Europe's Rush for Rate Cuts Shifts Global Market Power Away from US

  • The Bank of England has sent a new signal that borrowing costs will fall earlier and further across Europe than in the United States, setting markets up for major shifts as investors play a monetary policy divide opening up across the Atlantic.
  • Investors see European stocks and debt leading global markets this year as rate cuts boost spending, softer inflation burnishes bonds, and weaker currencies lift exports. Traders stepped up bets for UK easing after the BoE on Thursday held rates at 16-year highs of 5.25% but trimmed inflation forecasts, pushing sterling down and stocks higher.
  • That came after Sweden cut rates for the first time since 2016, while Switzerland cut rates in March, and the European Central Bank flagged a June cut. In contrast, the U.S. Federal Reserve is set to keep rates high for longer.
  • "This is the European pivot," said Florian Ielpo, head of macro at Switzerland's Lombard Odier Investment Management, who is positive on European and UK stocks. Since 2020, the United States has generated the lion's share of global equity gains.
  • Paul Flood, multi-asset portfolio manager at Newton Investment Management, said he was buying UK stocks on valuation grounds and was positive on UK government bonds because there was more potential for BoE rate cuts ahead. "This is the European pivot," said Florian Ielpo, head of macro at Switzerland's Lombard Odier Investment Management, who is positive on European and UK stocks.

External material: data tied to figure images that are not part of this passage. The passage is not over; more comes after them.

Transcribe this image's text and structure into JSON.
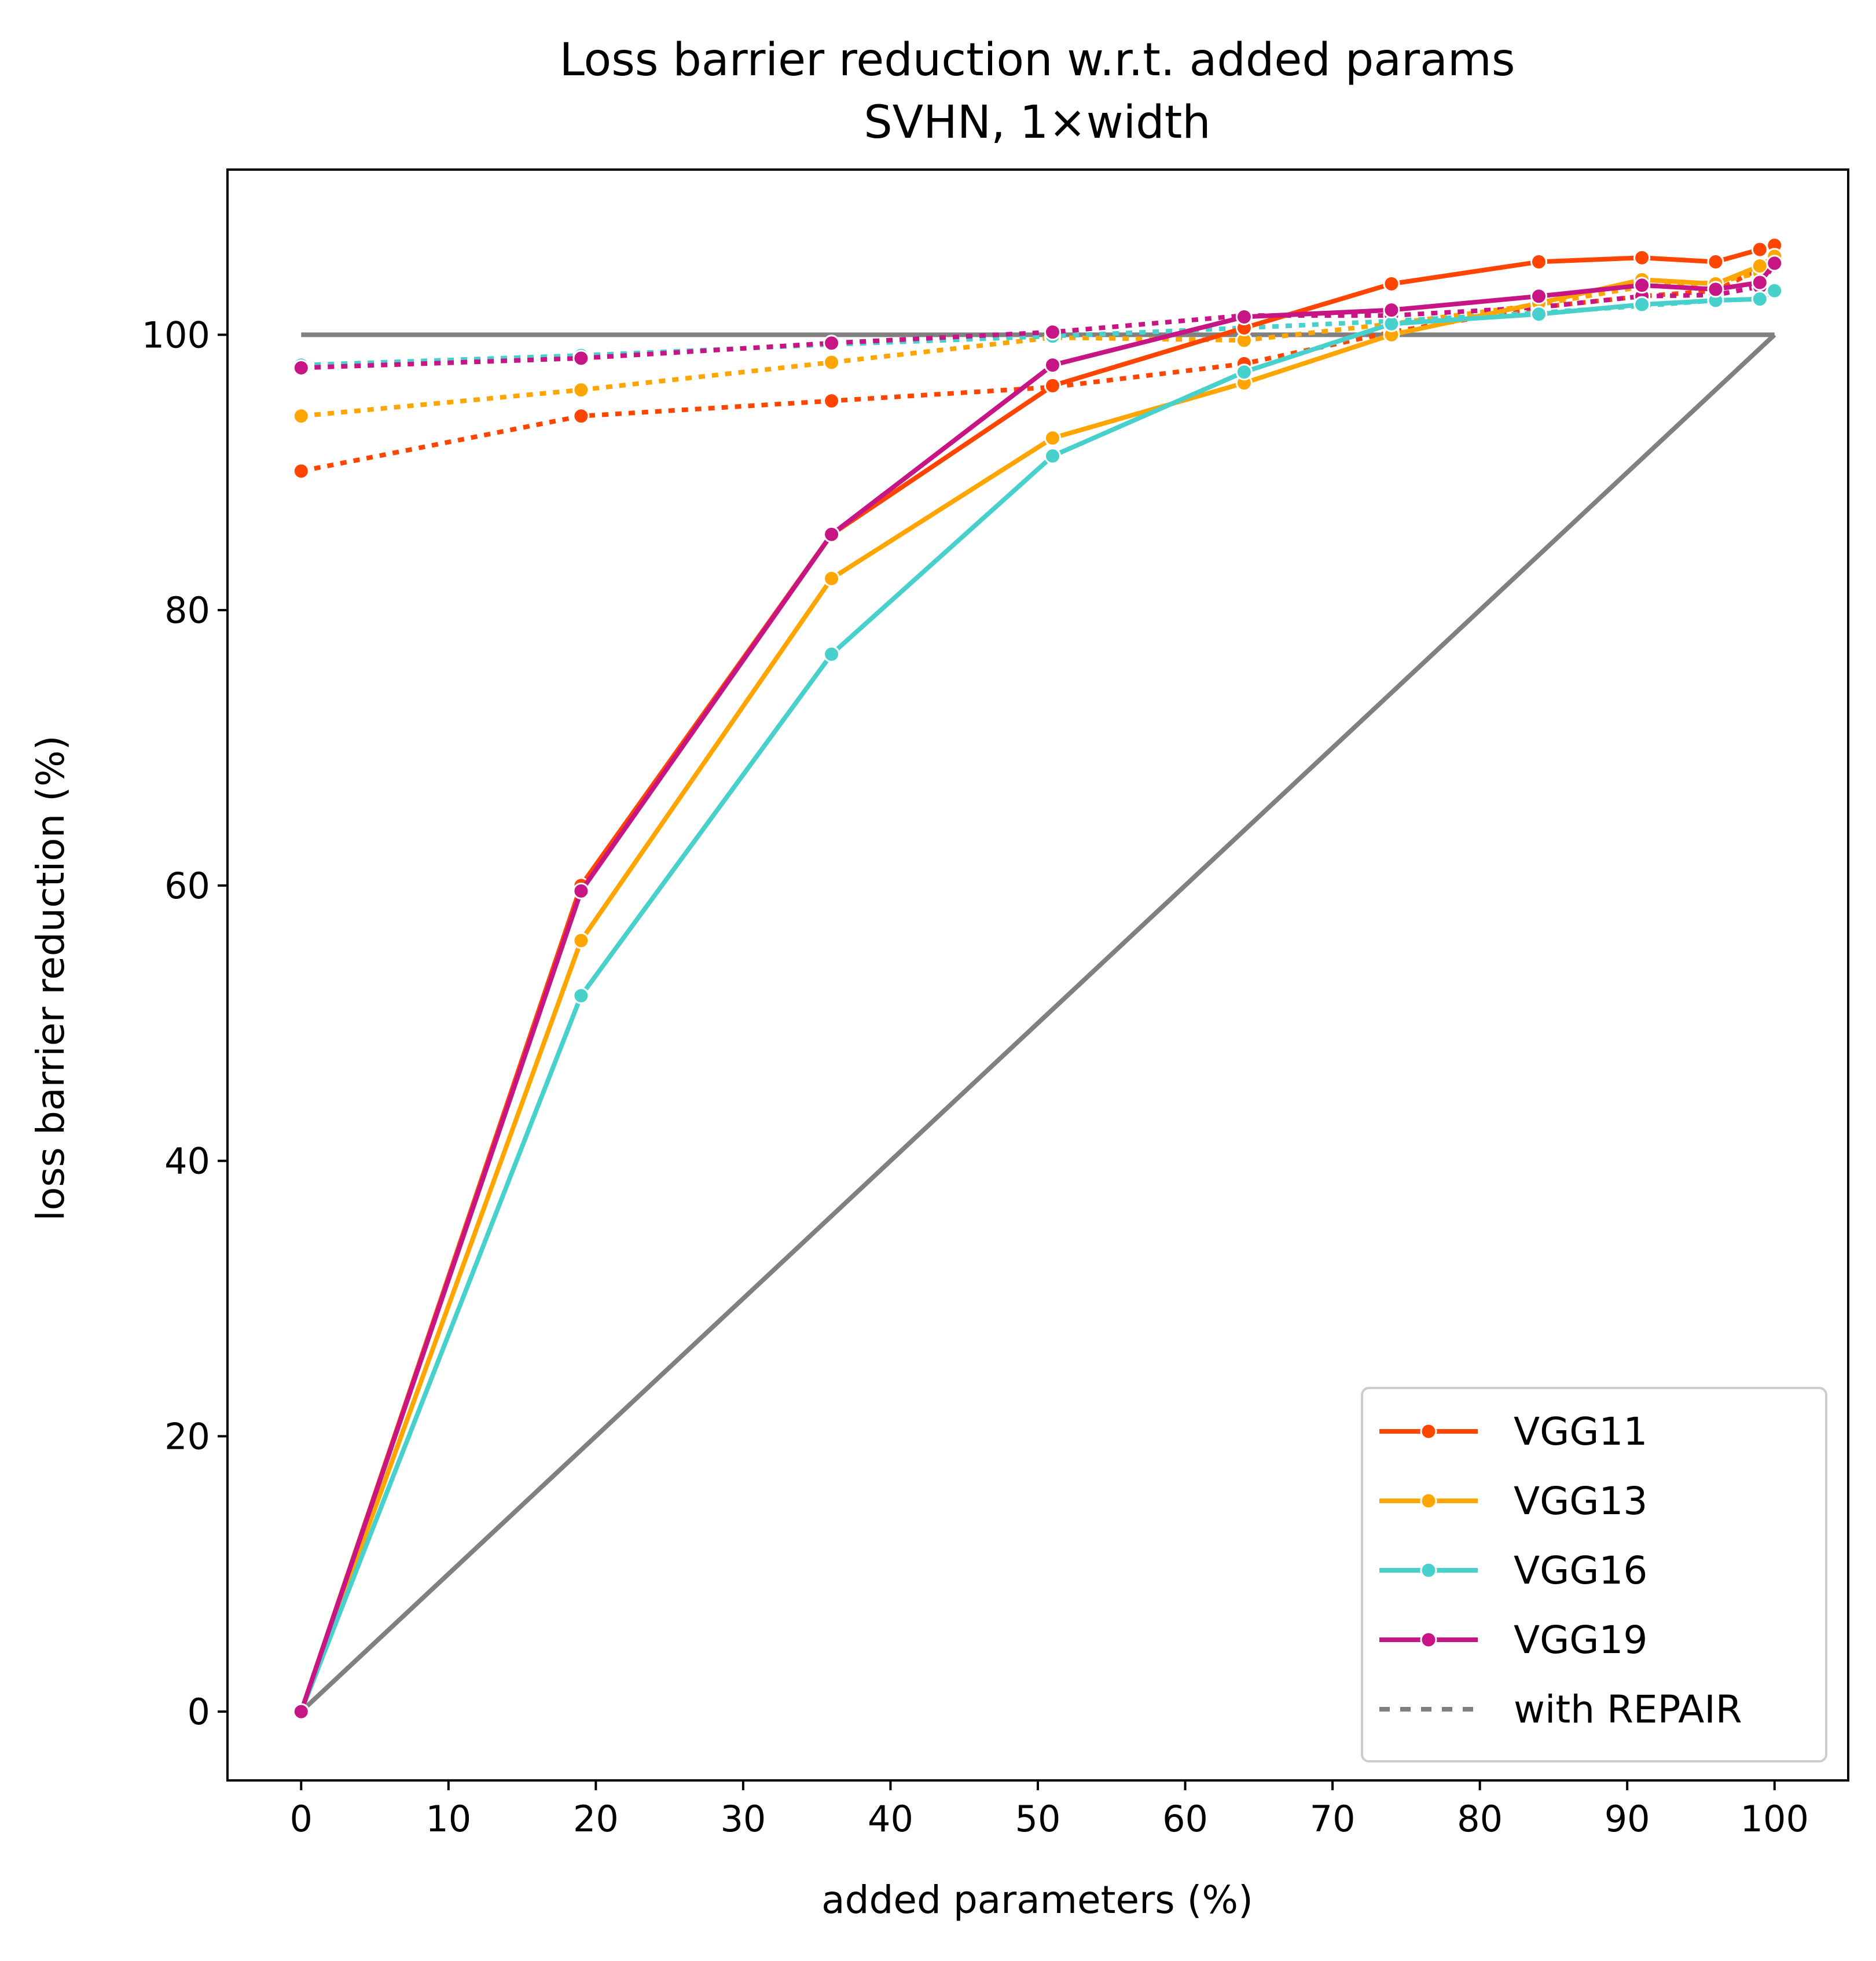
{
  "chart_data": {
    "type": "line",
    "title": "Loss barrier reduction w.r.t. added params",
    "subtitle": "SVHN, 1×width",
    "xlabel": "added parameters (%)",
    "ylabel": "loss barrier reduction (%)",
    "xlim": [
      -5,
      105
    ],
    "ylim": [
      -5,
      112
    ],
    "xticks": [
      0,
      10,
      20,
      30,
      40,
      50,
      60,
      70,
      80,
      90,
      100
    ],
    "yticks": [
      0,
      20,
      40,
      60,
      80,
      100
    ],
    "grid": false,
    "legend_position": "lower-right",
    "series": [
      {
        "name": "VGG11",
        "color": "#FF4500",
        "style": "solid",
        "x": [
          0,
          19,
          36,
          51,
          64,
          74,
          84,
          91,
          96,
          99,
          100
        ],
        "y": [
          0,
          60,
          85.5,
          96.3,
          100.5,
          103.7,
          105.3,
          105.6,
          105.3,
          106.2,
          106.5
        ]
      },
      {
        "name": "VGG13",
        "color": "#FFA500",
        "style": "solid",
        "x": [
          0,
          19,
          36,
          51,
          64,
          74,
          84,
          91,
          96,
          99,
          100
        ],
        "y": [
          0,
          56,
          82.3,
          92.5,
          96.5,
          100,
          102.3,
          104,
          103.7,
          105,
          105.7
        ]
      },
      {
        "name": "VGG16",
        "color": "#48D1CC",
        "style": "solid",
        "x": [
          0,
          19,
          36,
          51,
          64,
          74,
          84,
          91,
          96,
          99,
          100
        ],
        "y": [
          0,
          52,
          76.8,
          91.2,
          97.3,
          100.8,
          101.5,
          102.2,
          102.5,
          102.6,
          103.2
        ]
      },
      {
        "name": "VGG19",
        "color": "#C71585",
        "style": "solid",
        "x": [
          0,
          19,
          36,
          51,
          64,
          74,
          84,
          91,
          96,
          99,
          100
        ],
        "y": [
          0,
          59.6,
          85.5,
          97.8,
          101.3,
          101.8,
          102.8,
          103.6,
          103.3,
          103.8,
          105.2
        ]
      },
      {
        "name": "VGG11 with REPAIR",
        "color": "#FF4500",
        "style": "dotted",
        "x": [
          0,
          19,
          36,
          51,
          64,
          74,
          84,
          91,
          96,
          99,
          100
        ],
        "y": [
          90.1,
          94.1,
          95.2,
          96.2,
          97.9,
          100.2,
          102,
          102.8,
          103.2,
          104.8,
          105.3
        ]
      },
      {
        "name": "VGG13 with REPAIR",
        "color": "#FFA500",
        "style": "dotted",
        "x": [
          0,
          19,
          36,
          51,
          64,
          74,
          84,
          91,
          96,
          99,
          100
        ],
        "y": [
          94.1,
          96,
          98,
          99.8,
          99.6,
          100.8,
          102.2,
          103.5,
          103.8,
          104.5,
          105.5
        ]
      },
      {
        "name": "VGG16 with REPAIR",
        "color": "#48D1CC",
        "style": "dotted",
        "x": [
          0,
          19,
          36,
          51,
          64,
          74,
          84,
          91,
          96,
          99,
          100
        ],
        "y": [
          97.8,
          98.5,
          99.3,
          99.9,
          100.5,
          101,
          101.6,
          102.1,
          102.5,
          102.6,
          103.2
        ]
      },
      {
        "name": "VGG19 with REPAIR",
        "color": "#C71585",
        "style": "dotted",
        "x": [
          0,
          19,
          36,
          51,
          64,
          74,
          84,
          91,
          96,
          99,
          100
        ],
        "y": [
          97.6,
          98.3,
          99.4,
          100.2,
          101.4,
          101.4,
          102,
          102.8,
          102.9,
          103.5,
          105.2
        ]
      },
      {
        "color": "#808080",
        "style": "solid",
        "markers": false,
        "x": [
          0,
          100
        ],
        "y": [
          100,
          100
        ]
      },
      {
        "color": "#808080",
        "style": "solid",
        "markers": false,
        "x": [
          0,
          100
        ],
        "y": [
          0,
          100
        ]
      }
    ],
    "legend": [
      {
        "label": "VGG11",
        "color": "#FF4500",
        "style": "solid",
        "marker": true
      },
      {
        "label": "VGG13",
        "color": "#FFA500",
        "style": "solid",
        "marker": true
      },
      {
        "label": "VGG16",
        "color": "#48D1CC",
        "style": "solid",
        "marker": true
      },
      {
        "label": "VGG19",
        "color": "#C71585",
        "style": "solid",
        "marker": true
      },
      {
        "label": "with REPAIR",
        "color": "#808080",
        "style": "dotted",
        "marker": false
      }
    ]
  }
}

Since 2020, the United States has generated the lion's share of global equity gains.
  • European government bonds could outperform the U.S. but are likely to stay volatile as the inflation path worldwide remains unpredictable, investors and analysts said.
  • The BoE, the ECB, and other European central banks might regret sounding too dovish too soon, Lombard Odier's Ielpo said. This statement suggests that central banks might face challenges due to prematurely cutting rates in terms of still unclear inflationary pressures. In the U.S., the Fed sent a strong signal in December that rate cuts were coming but then turned more hawkish after financial conditions became euphoric and inflation stalled above its target.